Fragments de vie, fragment de Terre (suite)

Cette autobiographie de Michel SOURROUILLE, « Fragments de vie, fragment de Terre (Mémoires d’un écolo) », sera éditée chaque jour par épisode tout au cours des mois de juillet et août sur ce blog biosphere.

Une discipline contestée, les SES

Plus j’approchais de l’heure de la retraite en 2008, plus je mesurais la distance qui séparait mon esprit critique de ce qu’était devenue la matière. L’enseignement de Sciences économiques et sociales a subi une terrible évolution. Quand j’ai terminé ma carrière, j’étais le seul parmi mes quatre collèges à conserver encore les tables en U qui favorisaient les échanges. Retour aux tables alignées en rangées face à la toute puissance du prof. Fini le militantisme pédagogique, les SES étaient devenues une « discipline » parmi d’autres.

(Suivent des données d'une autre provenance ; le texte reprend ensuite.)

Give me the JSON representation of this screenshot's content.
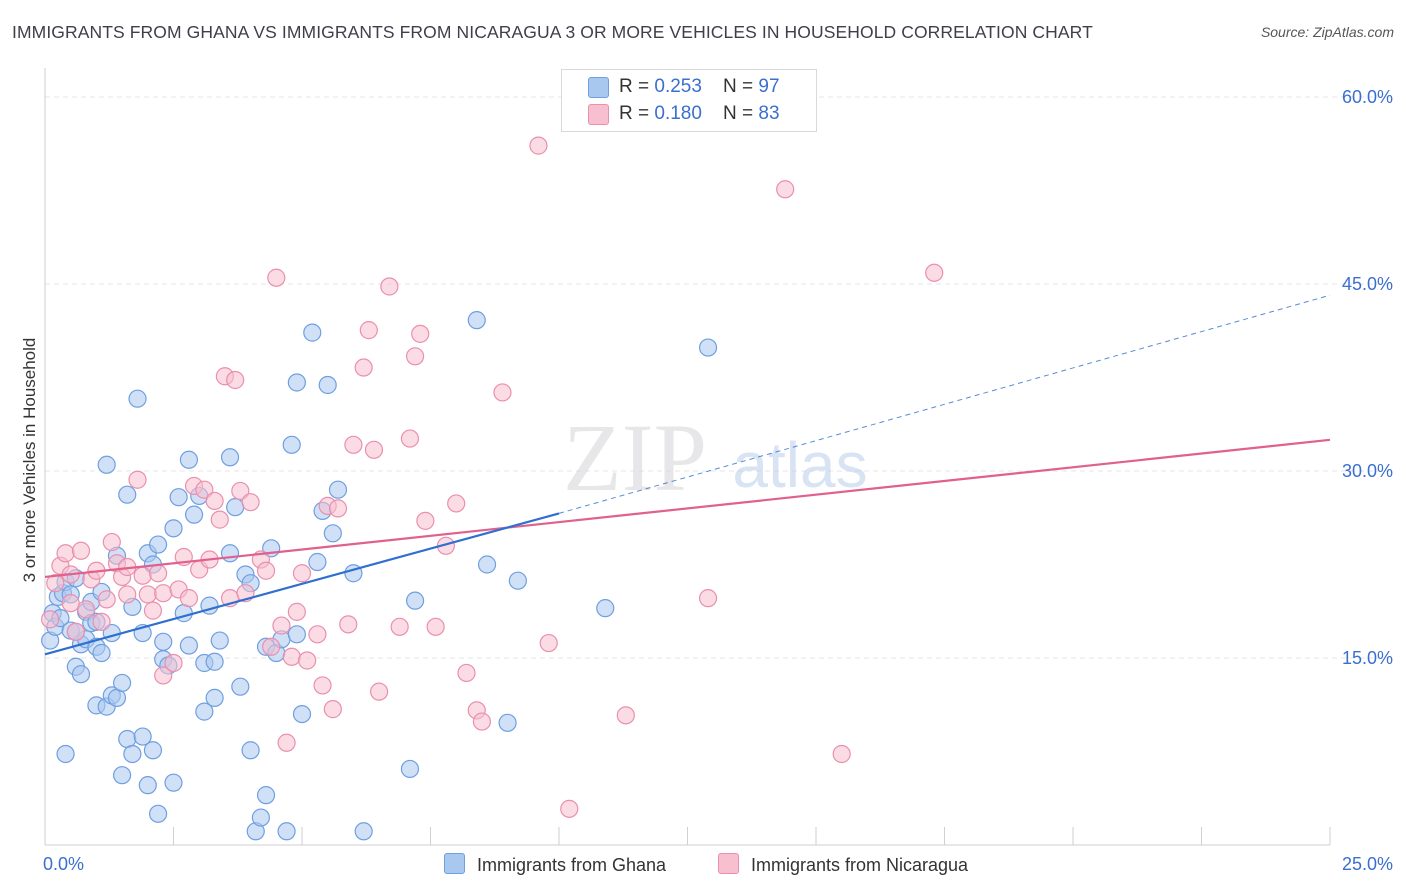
{
  "title": "IMMIGRANTS FROM GHANA VS IMMIGRANTS FROM NICARAGUA 3 OR MORE VEHICLES IN HOUSEHOLD CORRELATION CHART",
  "source": "Source: ZipAtlas.com",
  "watermark": {
    "zip": "ZIP",
    "atlas": "atlas"
  },
  "colors": {
    "ghana_fill": "#a9c8f0",
    "ghana_stroke": "#6f9fe0",
    "ghana_line": "#2f6fd0",
    "nicaragua_fill": "#f7bfd0",
    "nicaragua_stroke": "#ea8fae",
    "nicaragua_line": "#e0608e",
    "tick_label": "#3a6fd0"
  },
  "legend": {
    "ghana": {
      "r_label": "R = ",
      "r_value": "0.253",
      "n_label": "N = ",
      "n_value": "97"
    },
    "nicaragua": {
      "r_label": "R = ",
      "r_value": "0.180",
      "n_label": "N = ",
      "n_value": "83"
    }
  },
  "chart_data": {
    "type": "scatter",
    "title": "IMMIGRANTS FROM GHANA VS IMMIGRANTS FROM NICARAGUA 3 OR MORE VEHICLES IN HOUSEHOLD CORRELATION CHART",
    "xlabel": "",
    "ylabel": "3 or more Vehicles in Household",
    "xlim": [
      0,
      25
    ],
    "ylim": [
      0,
      60
    ],
    "x_tick_labels": [
      "0.0%",
      "25.0%"
    ],
    "y_ticks": [
      15,
      30,
      45,
      60
    ],
    "y_tick_labels": [
      "15.0%",
      "30.0%",
      "45.0%",
      "60.0%"
    ],
    "grid": true,
    "series": [
      {
        "name": "Immigrants from Ghana",
        "color": "#6f9fe0",
        "points": [
          [
            0.1,
            16.4
          ],
          [
            0.15,
            18.6
          ],
          [
            0.2,
            17.5
          ],
          [
            0.25,
            19.9
          ],
          [
            0.3,
            18.2
          ],
          [
            0.35,
            20.2
          ],
          [
            0.4,
            7.3
          ],
          [
            0.4,
            21.1
          ],
          [
            0.5,
            17.2
          ],
          [
            0.5,
            20.1
          ],
          [
            0.6,
            14.3
          ],
          [
            0.6,
            21.4
          ],
          [
            0.7,
            13.7
          ],
          [
            0.7,
            16.1
          ],
          [
            0.8,
            18.7
          ],
          [
            0.8,
            16.5
          ],
          [
            0.9,
            17.8
          ],
          [
            0.9,
            19.5
          ],
          [
            1.0,
            15.9
          ],
          [
            1.0,
            11.2
          ],
          [
            1.1,
            20.3
          ],
          [
            1.1,
            15.4
          ],
          [
            1.2,
            11.1
          ],
          [
            1.2,
            30.5
          ],
          [
            1.3,
            17.0
          ],
          [
            1.3,
            12.0
          ],
          [
            1.4,
            23.2
          ],
          [
            1.4,
            11.8
          ],
          [
            1.5,
            13.0
          ],
          [
            1.5,
            5.6
          ],
          [
            1.6,
            28.1
          ],
          [
            1.6,
            8.5
          ],
          [
            1.7,
            7.3
          ],
          [
            1.7,
            19.1
          ],
          [
            1.8,
            35.8
          ],
          [
            1.9,
            8.7
          ],
          [
            1.9,
            17.0
          ],
          [
            2.0,
            4.8
          ],
          [
            2.0,
            23.4
          ],
          [
            2.1,
            22.5
          ],
          [
            2.1,
            7.6
          ],
          [
            2.2,
            24.1
          ],
          [
            2.2,
            2.5
          ],
          [
            2.3,
            14.9
          ],
          [
            2.3,
            16.3
          ],
          [
            2.4,
            14.4
          ],
          [
            2.5,
            5.0
          ],
          [
            2.5,
            25.4
          ],
          [
            2.6,
            27.9
          ],
          [
            2.7,
            18.6
          ],
          [
            2.8,
            30.9
          ],
          [
            2.9,
            26.5
          ],
          [
            3.0,
            28.0
          ],
          [
            3.1,
            14.6
          ],
          [
            3.1,
            10.7
          ],
          [
            3.2,
            19.2
          ],
          [
            3.3,
            14.7
          ],
          [
            3.3,
            11.8
          ],
          [
            3.4,
            16.4
          ],
          [
            3.6,
            23.4
          ],
          [
            3.6,
            31.1
          ],
          [
            3.7,
            27.1
          ],
          [
            3.8,
            12.7
          ],
          [
            3.9,
            21.7
          ],
          [
            4.0,
            21.0
          ],
          [
            4.0,
            7.6
          ],
          [
            4.1,
            1.1
          ],
          [
            4.2,
            2.2
          ],
          [
            4.3,
            15.9
          ],
          [
            4.3,
            4.0
          ],
          [
            4.4,
            23.8
          ],
          [
            4.5,
            15.4
          ],
          [
            4.6,
            16.5
          ],
          [
            4.7,
            1.1
          ],
          [
            4.8,
            32.1
          ],
          [
            4.9,
            16.9
          ],
          [
            4.9,
            37.1
          ],
          [
            5.0,
            10.5
          ],
          [
            5.2,
            41.1
          ],
          [
            5.3,
            22.7
          ],
          [
            5.4,
            26.8
          ],
          [
            5.5,
            36.9
          ],
          [
            5.6,
            25.0
          ],
          [
            5.7,
            28.5
          ],
          [
            6.0,
            21.8
          ],
          [
            6.2,
            1.1
          ],
          [
            7.1,
            6.1
          ],
          [
            7.2,
            19.6
          ],
          [
            8.4,
            42.1
          ],
          [
            8.6,
            22.5
          ],
          [
            9.0,
            9.8
          ],
          [
            9.2,
            21.2
          ],
          [
            10.9,
            19.0
          ],
          [
            12.9,
            39.9
          ],
          [
            1.0,
            17.9
          ],
          [
            2.8,
            16.0
          ],
          [
            0.6,
            17.1
          ]
        ]
      },
      {
        "name": "Immigrants from Nicaragua",
        "color": "#ea8fae",
        "points": [
          [
            0.1,
            18.1
          ],
          [
            0.2,
            21.0
          ],
          [
            0.3,
            22.4
          ],
          [
            0.4,
            23.4
          ],
          [
            0.5,
            19.4
          ],
          [
            0.5,
            21.7
          ],
          [
            0.6,
            17.1
          ],
          [
            0.7,
            23.6
          ],
          [
            0.8,
            18.9
          ],
          [
            0.9,
            21.3
          ],
          [
            1.0,
            22.0
          ],
          [
            1.1,
            17.9
          ],
          [
            1.2,
            19.7
          ],
          [
            1.3,
            24.3
          ],
          [
            1.4,
            22.6
          ],
          [
            1.5,
            21.5
          ],
          [
            1.6,
            20.1
          ],
          [
            1.6,
            22.3
          ],
          [
            1.8,
            29.3
          ],
          [
            1.9,
            21.6
          ],
          [
            2.0,
            20.1
          ],
          [
            2.1,
            18.8
          ],
          [
            2.2,
            21.8
          ],
          [
            2.3,
            13.6
          ],
          [
            2.3,
            20.2
          ],
          [
            2.5,
            14.6
          ],
          [
            2.6,
            20.5
          ],
          [
            2.7,
            23.1
          ],
          [
            2.8,
            19.8
          ],
          [
            2.9,
            28.8
          ],
          [
            3.0,
            22.1
          ],
          [
            3.1,
            28.5
          ],
          [
            3.2,
            22.9
          ],
          [
            3.3,
            27.6
          ],
          [
            3.4,
            26.1
          ],
          [
            3.5,
            37.6
          ],
          [
            3.6,
            19.8
          ],
          [
            3.7,
            37.3
          ],
          [
            3.8,
            28.4
          ],
          [
            3.9,
            20.2
          ],
          [
            4.0,
            27.5
          ],
          [
            4.2,
            22.9
          ],
          [
            4.3,
            22.0
          ],
          [
            4.4,
            15.9
          ],
          [
            4.5,
            45.5
          ],
          [
            4.6,
            17.6
          ],
          [
            4.7,
            8.2
          ],
          [
            4.8,
            15.1
          ],
          [
            4.9,
            18.7
          ],
          [
            5.0,
            21.8
          ],
          [
            5.1,
            14.8
          ],
          [
            5.3,
            16.9
          ],
          [
            5.4,
            12.8
          ],
          [
            5.5,
            27.2
          ],
          [
            5.6,
            10.9
          ],
          [
            5.7,
            27.0
          ],
          [
            5.9,
            17.7
          ],
          [
            6.0,
            32.1
          ],
          [
            6.2,
            38.3
          ],
          [
            6.3,
            41.3
          ],
          [
            6.4,
            31.7
          ],
          [
            6.5,
            12.3
          ],
          [
            6.7,
            44.8
          ],
          [
            6.9,
            17.5
          ],
          [
            7.1,
            32.6
          ],
          [
            7.2,
            39.2
          ],
          [
            7.3,
            41.0
          ],
          [
            7.4,
            26.0
          ],
          [
            7.6,
            17.5
          ],
          [
            7.8,
            24.0
          ],
          [
            8.0,
            27.4
          ],
          [
            8.2,
            13.8
          ],
          [
            8.4,
            10.8
          ],
          [
            8.5,
            9.9
          ],
          [
            8.9,
            36.3
          ],
          [
            9.6,
            56.1
          ],
          [
            9.8,
            16.2
          ],
          [
            10.2,
            2.9
          ],
          [
            11.3,
            10.4
          ],
          [
            12.9,
            19.8
          ],
          [
            14.4,
            52.6
          ],
          [
            15.5,
            7.3
          ],
          [
            17.3,
            45.9
          ]
        ]
      }
    ],
    "trend_lines": [
      {
        "series": "Immigrants from Ghana",
        "solid_from": [
          0,
          15.3
        ],
        "solid_to": [
          10.0,
          26.6
        ],
        "dashed_to": [
          25.0,
          44.1
        ]
      },
      {
        "series": "Immigrants from Nicaragua",
        "from": [
          0,
          21.5
        ],
        "to": [
          25.0,
          32.5
        ]
      }
    ]
  },
  "bottom_legend": {
    "ghana": "Immigrants from Ghana",
    "nicaragua": "Immigrants from Nicaragua"
  }
}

L’inspection ne comprenait plus mes pratiques. Mme Lamarque en 1987 : « Il convient en classe de terminale de passer rapidement sur les problèmes de définition. Le professeur se réservera la possibilité de contrôler la maîtrise de ces définitions à l’occasion d’une interrogation écrite… On regrette que Mr Sourrouille ne se soit pas appuyé sur les questions qui accompagnent les documents du manuel… Nous tenons à rappeler à Mr Sourrouille l’obligation, à laquelle il ne peut se soustraire, de tenir le cahier de textes… » Primauté des interros, toute puissance du manuel, gestion administrative des cours, fini la liberté pédagogique. Rapport d’inspection de Marie-Lise Fosse en 2005: « On ne saurait trop conseiller à Monsieur SOURROUILLE de veiller à obtenir de ses élèves de seconde une attitude plus propice au travail. Des règles de vie en classe doivent être posées… Il vaut mieux éviter de répondre à la question d’un élève en s’adressant exclusivement à lui… On peut regrette un titre comme Une approche « idéologique » de l’activité ; il est certes légitime de monter aux élèves que les définitions relèvent de convention, mais il importe aussi de leur montrer qu’il s’agit bien d’une démarche scientifique… » Fini l’économie politique, il faudrait faire des « sciences » économiques ! Fini le relationnel avec les élèves, il faut être autoritaire. Comme il s’agissait d’une section de seconde foot, avec des garçons comme des filles dont le seul intérêt dans la vie était le foot, j’aurais bien aimé assister à un cours de Mme FOSSE devant ces élèves en permanence  super-agités !!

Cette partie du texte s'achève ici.